Fed hike sends markets spiralling
The Canadian Press - Sep 21, 2022 - Business Buzz

Photo: The Canadian Press

TORONTO — Canada’s main stock index ended down almost 1% and U.S. stock indexes closed even lower following whipsaw trading after the U.S. Federal Reserve raised its key interest rate by three-quarters of a percentage point and signalled more sharp hikes to come.

The rate hike was the third in a row of the same magnitude, pushing its benchmark short-term rate to a range of between 3 and 3.25% for the highest level since early 2008.

Officials also forecast they would further raise their benchmark rate to roughly 4.4% by year’s end, a full point higher than they had envisioned as recently as June.

Wednesday’s rate hike was in line with expectations, which allowed markets to climb soon after the announcement before falling sharply as Federal Reserve Chair Jerome Powell warned at a news conference of the difficult road ahead.

“If we want to light the way to another period of a very strong labor market, we have got to get inflation behind us,” Powell said. “I wish there was a painless way to do that. There isn’t.”

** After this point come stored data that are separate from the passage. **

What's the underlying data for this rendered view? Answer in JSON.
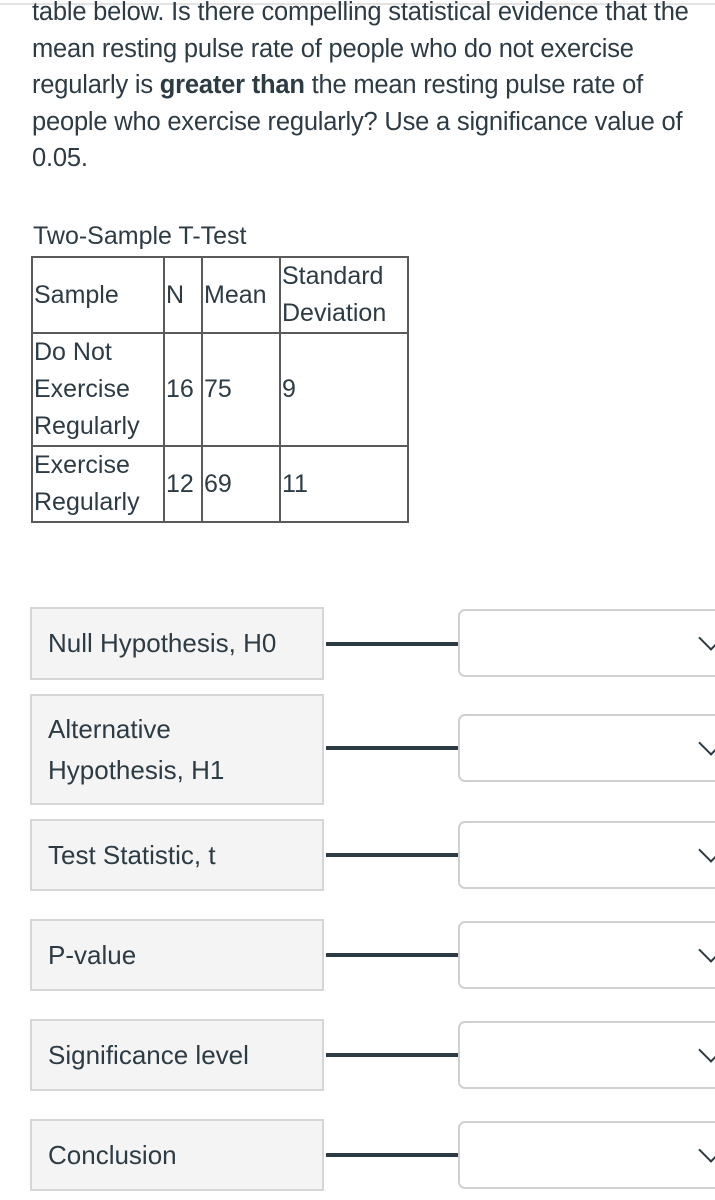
{
  "question": {
    "text_before_bold": "table below. Is there compelling statistical evidence that the mean resting pulse rate of people who do not exercise regularly is ",
    "bold_text": "greater than",
    "text_after_bold": " the mean resting pulse rate of people who exercise regularly? Use a significance value of 0.05."
  },
  "table": {
    "title": "Two-Sample T-Test",
    "headers": [
      "Sample",
      "N",
      "Mean",
      "Standard Deviation"
    ],
    "rows": [
      {
        "sample": "Do Not Exercise Regularly",
        "n": "16",
        "mean": "75",
        "sd": "9"
      },
      {
        "sample": "Exercise Regularly",
        "n": "12",
        "mean": "69",
        "sd": "11"
      }
    ]
  },
  "matching": {
    "items": [
      {
        "label": "Null Hypothesis, H0",
        "selected": ""
      },
      {
        "label": "Alternative Hypothesis, H1",
        "selected": ""
      },
      {
        "label": "Test Statistic, t",
        "selected": ""
      },
      {
        "label": "P-value",
        "selected": ""
      },
      {
        "label": "Significance level",
        "selected": ""
      },
      {
        "label": "Conclusion",
        "selected": ""
      }
    ],
    "dropdown_icon": "chevron-down-icon"
  }
}
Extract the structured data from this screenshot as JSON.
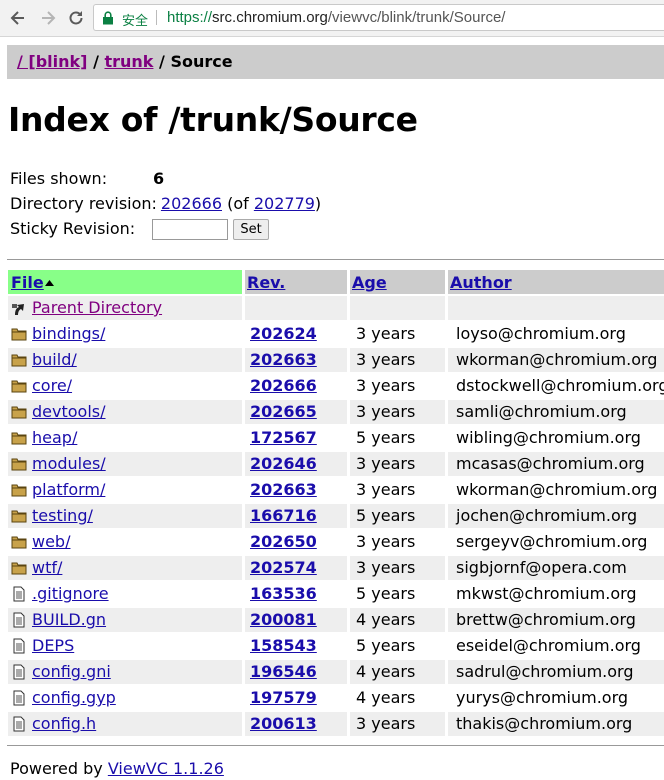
{
  "browser": {
    "secure_label": "安全",
    "url_scheme": "https://",
    "url_host": "src.chromium.org",
    "url_path": "/viewvc/blink/trunk/Source/"
  },
  "breadcrumb": {
    "root_label": "/ [blink]",
    "sep1": " / ",
    "trunk_label": "trunk",
    "sep2": " / ",
    "current": "Source"
  },
  "page_title": "Index of /trunk/Source",
  "info": {
    "files_shown_label": "Files shown:",
    "files_shown_value": "6",
    "dir_revision_label": "Directory revision:",
    "dir_revision": "202666",
    "of_open": " (of ",
    "head_revision": "202779",
    "of_close": ")",
    "sticky_label": "Sticky Revision:",
    "sticky_value": "",
    "set_button": "Set"
  },
  "table": {
    "headers": {
      "file": "File",
      "rev": "Rev.",
      "age": "Age",
      "author": "Author"
    },
    "parent_label": " Parent Directory",
    "rows": [
      {
        "name": " bindings/",
        "type": "dir",
        "rev": "202624",
        "age": "3 years",
        "author": "loyso@chromium.org"
      },
      {
        "name": " build/",
        "type": "dir",
        "rev": "202663",
        "age": "3 years",
        "author": "wkorman@chromium.org"
      },
      {
        "name": " core/",
        "type": "dir",
        "rev": "202666",
        "age": "3 years",
        "author": "dstockwell@chromium.org"
      },
      {
        "name": " devtools/",
        "type": "dir",
        "rev": "202665",
        "age": "3 years",
        "author": "samli@chromium.org"
      },
      {
        "name": " heap/",
        "type": "dir",
        "rev": "172567",
        "age": "5 years",
        "author": "wibling@chromium.org"
      },
      {
        "name": " modules/",
        "type": "dir",
        "rev": "202646",
        "age": "3 years",
        "author": "mcasas@chromium.org"
      },
      {
        "name": " platform/",
        "type": "dir",
        "rev": "202663",
        "age": "3 years",
        "author": "wkorman@chromium.org"
      },
      {
        "name": " testing/",
        "type": "dir",
        "rev": "166716",
        "age": "5 years",
        "author": "jochen@chromium.org"
      },
      {
        "name": " web/",
        "type": "dir",
        "rev": "202650",
        "age": "3 years",
        "author": "sergeyv@chromium.org"
      },
      {
        "name": " wtf/",
        "type": "dir",
        "rev": "202574",
        "age": "3 years",
        "author": "sigbjornf@opera.com"
      },
      {
        "name": " .gitignore",
        "type": "file",
        "rev": "163536",
        "age": "5 years",
        "author": "mkwst@chromium.org"
      },
      {
        "name": " BUILD.gn",
        "type": "file",
        "rev": "200081",
        "age": "4 years",
        "author": "brettw@chromium.org"
      },
      {
        "name": " DEPS",
        "type": "file",
        "rev": "158543",
        "age": "5 years",
        "author": "eseidel@chromium.org"
      },
      {
        "name": " config.gni",
        "type": "file",
        "rev": "196546",
        "age": "4 years",
        "author": "sadrul@chromium.org"
      },
      {
        "name": " config.gyp",
        "type": "file",
        "rev": "197579",
        "age": "4 years",
        "author": "yurys@chromium.org"
      },
      {
        "name": " config.h",
        "type": "file",
        "rev": "200613",
        "age": "3 years",
        "author": "thakis@chromium.org"
      }
    ]
  },
  "footer": {
    "prefix": "Powered by ",
    "link": "ViewVC 1.1.26"
  },
  "colors": {
    "link": "#1a0dab",
    "visited": "#800080",
    "sorted_header": "#88ff88",
    "header_bg": "#cccccc",
    "odd_row": "#eeeeee"
  },
  "icons": [
    "back-arrow-icon",
    "forward-arrow-icon",
    "reload-icon",
    "lock-icon",
    "parent-dir-icon",
    "folder-icon",
    "file-icon",
    "sort-ascending-icon"
  ]
}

By the close, the S&P/TSX composite index was down 184.15 points at 19,184.54.

In New York, the Dow Jones industrial average was down 522.45 points at 30,183.78. The S&P 500 index was down 66 points at 3,789.93, while the Nasdaq composite was down 204.86 points at 11,220.19.

The reaction could have been worse had the Fed raised rates even more, as some had expected, said Ryan Crowther, portfolio manager at Franklin Templeton Canada.

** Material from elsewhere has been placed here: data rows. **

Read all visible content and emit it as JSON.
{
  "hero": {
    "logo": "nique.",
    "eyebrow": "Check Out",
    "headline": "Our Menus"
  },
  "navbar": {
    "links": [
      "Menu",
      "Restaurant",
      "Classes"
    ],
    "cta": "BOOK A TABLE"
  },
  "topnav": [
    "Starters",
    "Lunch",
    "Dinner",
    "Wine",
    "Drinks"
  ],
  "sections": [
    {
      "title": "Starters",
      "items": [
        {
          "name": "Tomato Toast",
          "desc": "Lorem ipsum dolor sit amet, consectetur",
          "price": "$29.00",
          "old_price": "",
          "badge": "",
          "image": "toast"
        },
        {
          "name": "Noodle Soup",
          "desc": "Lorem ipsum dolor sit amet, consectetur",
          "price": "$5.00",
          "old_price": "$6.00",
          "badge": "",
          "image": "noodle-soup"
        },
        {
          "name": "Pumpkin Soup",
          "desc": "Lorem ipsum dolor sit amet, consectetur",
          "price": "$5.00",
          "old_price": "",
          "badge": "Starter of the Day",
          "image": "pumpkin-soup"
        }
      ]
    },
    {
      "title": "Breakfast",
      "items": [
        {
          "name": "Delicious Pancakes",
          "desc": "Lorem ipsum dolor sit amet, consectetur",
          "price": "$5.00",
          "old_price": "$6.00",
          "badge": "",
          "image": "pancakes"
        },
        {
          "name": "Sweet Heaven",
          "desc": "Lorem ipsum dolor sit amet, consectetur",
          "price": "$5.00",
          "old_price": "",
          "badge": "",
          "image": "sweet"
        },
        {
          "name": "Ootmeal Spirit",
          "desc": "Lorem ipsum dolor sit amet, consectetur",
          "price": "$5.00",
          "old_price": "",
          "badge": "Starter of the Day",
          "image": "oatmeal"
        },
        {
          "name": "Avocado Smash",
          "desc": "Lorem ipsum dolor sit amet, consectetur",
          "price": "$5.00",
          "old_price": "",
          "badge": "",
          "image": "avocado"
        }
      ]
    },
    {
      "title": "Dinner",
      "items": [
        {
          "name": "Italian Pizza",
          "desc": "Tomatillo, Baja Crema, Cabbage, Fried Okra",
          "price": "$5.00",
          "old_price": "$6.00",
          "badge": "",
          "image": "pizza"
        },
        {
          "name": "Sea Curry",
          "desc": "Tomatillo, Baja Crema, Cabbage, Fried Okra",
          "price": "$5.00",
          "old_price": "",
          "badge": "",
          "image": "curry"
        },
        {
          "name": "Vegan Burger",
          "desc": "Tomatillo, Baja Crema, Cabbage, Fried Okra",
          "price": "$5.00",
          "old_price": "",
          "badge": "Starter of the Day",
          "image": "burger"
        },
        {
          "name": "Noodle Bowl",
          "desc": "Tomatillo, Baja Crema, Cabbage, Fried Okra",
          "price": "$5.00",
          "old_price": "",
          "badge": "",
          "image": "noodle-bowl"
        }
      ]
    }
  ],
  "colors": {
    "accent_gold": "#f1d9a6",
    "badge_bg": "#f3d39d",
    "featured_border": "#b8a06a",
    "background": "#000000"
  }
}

“If it had come in at 100, or especially higher than that, there would have been more likely a negative reaction because it just would have implied that they think that there’s, you know, even more urgency to affecting the policy.”

The rate decision comes as economies globally, including China, Europe, and in the U.S., are showing signs of weakening, which likely contributed to the somewhat lower rate hike, said Crowther, despite inflation surprising to the upside at 8.3 per cent last week.

The potential of higher rates in the U.S. and falling commodity prices have been putting pressure on the loonie, which traded for 74.64 cents US compared with 74.93 cents US on Tuesday.